Das heißt nicht, dass die Lohnzurückhaltung der Arbeitnehmer im vergangenen Jahrzehnt falsch war. Im Gegenteil: Sie hat - weit mehr als die viel gerühmte Agenda 2010 des Kanzlers Schröder - dazu beigetragen, dass einstmals malade Unternehmen heute auf den Weltmärkten vor Wettbewerbskraft nur so strotzen.

Es gibt deshalb für die Beschäftigten auch nichts aufzuholen, nachzuholen, zurückzuholen, wie die Linkspartei mit ihrer Behauptung insinuiert, den Menschen seien eine Billion Euro "vorenthalten" worden. Wohl aber müssen jetzt, da die Unternehmen den Lohn der Reformbemühungen einfahren, die Arbeitnehmer daran beteiligt werden.

Eine Drei vor dem Komma sollte locker drin sein

Ein solcher Kurswechsel ist jenseits aller geld- und verteilungspolitischen Fragen noch aus zwei weiteren Gründen vonnöten. Erstens würde der Exportriese Deutschland durch eine Stärkung der Binnennachfrage einen Beitrag zur Beseitigung weltwirtschaftlicher Ungleichgewichte leisten.
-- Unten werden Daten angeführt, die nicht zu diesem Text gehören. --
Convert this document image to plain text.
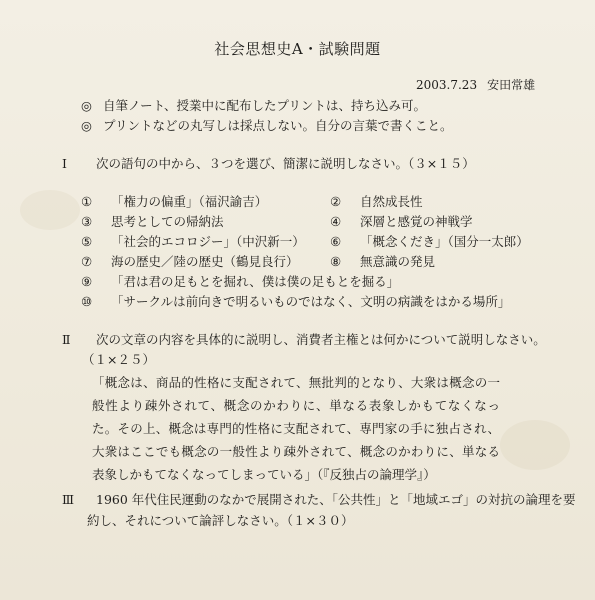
社会思想史A・試験問題
2003.7.23 安田常雄
◎ 自筆ノート、授業中に配布したプリントは、持ち込み可。
◎ プリントなどの丸写しは採点しない。自分の言葉で書くこと。
Ⅰ 次の語句の中から、３つを選び、簡潔に説明しなさい。（３×１５）
① 「権力の偏重」（福沢諭吉）	② 自然成長性
③ 思考としての帰納法	④ 深層と感覚の神戦学
⑤ 「社会的エコロジー」（中沢新一） ⑥ 「概念くだき」（国分一太郎）
⑦ 海の歴史／陸の歴史（鶴見良行）	⑧ 無意識の発見
⑨ 「君は君の足もとを掘れ、僕は僕の足もとを掘る」
⑩ 「サークルは前向きで明るいものではなく、文明の病識をはかる場所」
Ⅱ 次の文章の内容を具体的に説明し、消費者主権とは何かについて説明しなさい。
（１×２５）
「概念は、商品的性格に支配されて、無批判的となり、大衆は概念の一般性より疎外されて、概念のかわりに、単なる表象しかもてなくなった。その上、概念は専門的性格に支配されて、専門家の手に独占され、大衆はここでも概念の一般性より疎外されて、概念のかわりに、単なる表象しかもてなくなってしまっている」（『反独占の論理学』）
Ⅲ 1960 年代住民運動のなかで展開された、「公共性」と「地域エゴ」の対抗の論理を要
約し、それについて論評しなさい。（１×３０）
Einfach ausgedrückt: Wenn ein Bundesbürger sein höheres Gehalt für eine zusätzliche Urlaubswoche in Griechenland ausgibt, dann stärkt das nicht nur sein Wohlbefinden, sondern auch den Zusammenhalt der Euro-Zone.

Und zweitens: Da in Deutschland praktisch alle wirtschaftspolitischen Schlüsselgrößen - von den Steuer- und Beitragseinnahmen über die Rentenhöhe bis zum Kindergeld und den Hartz-IV-Sätzen - an der Entwicklung der Gehälter hängen, tragen höhere Löhne auch zur Sanierung der öffentlichen Haushalte und zur Beseitigung sozialer Unwuchten bei. Schließlich haben neben den Arbeitnehmern auch die Empfänger staatlicher Hilfen einen Beitrag zur Gesundung der Wirtschaft geleistet.

Kurzzeitig können die Lohnerhöhungen sogar einmal über die als volkswirtschaftlich vernünftig erachtete Summe aus Zielinflation der Notenbank und Produktivitätsfortschritt hinausgehen. Das hieße: In den allermeisten Branchen sollte eine Drei vor dem Komma locker drin sein. Auf der anderen Seite darf die Lohnpolitik natürlich weder zu einer neuerlichen Zerstörung der deutschen Wettbewerbsfähigkeit noch zur Verteilung irrwitziger Wahlgeschenke führen, wie die große Koalition das mit ihrem Rentenpaket bereits praktiziert hat.

Gut zu wissen, dass die Bundesbank in einem solchen Fall keinerlei Hemmungen hätte, in ihre vertraute Rolle als Mahnerin und Regierungskritikerin zurückzufallen.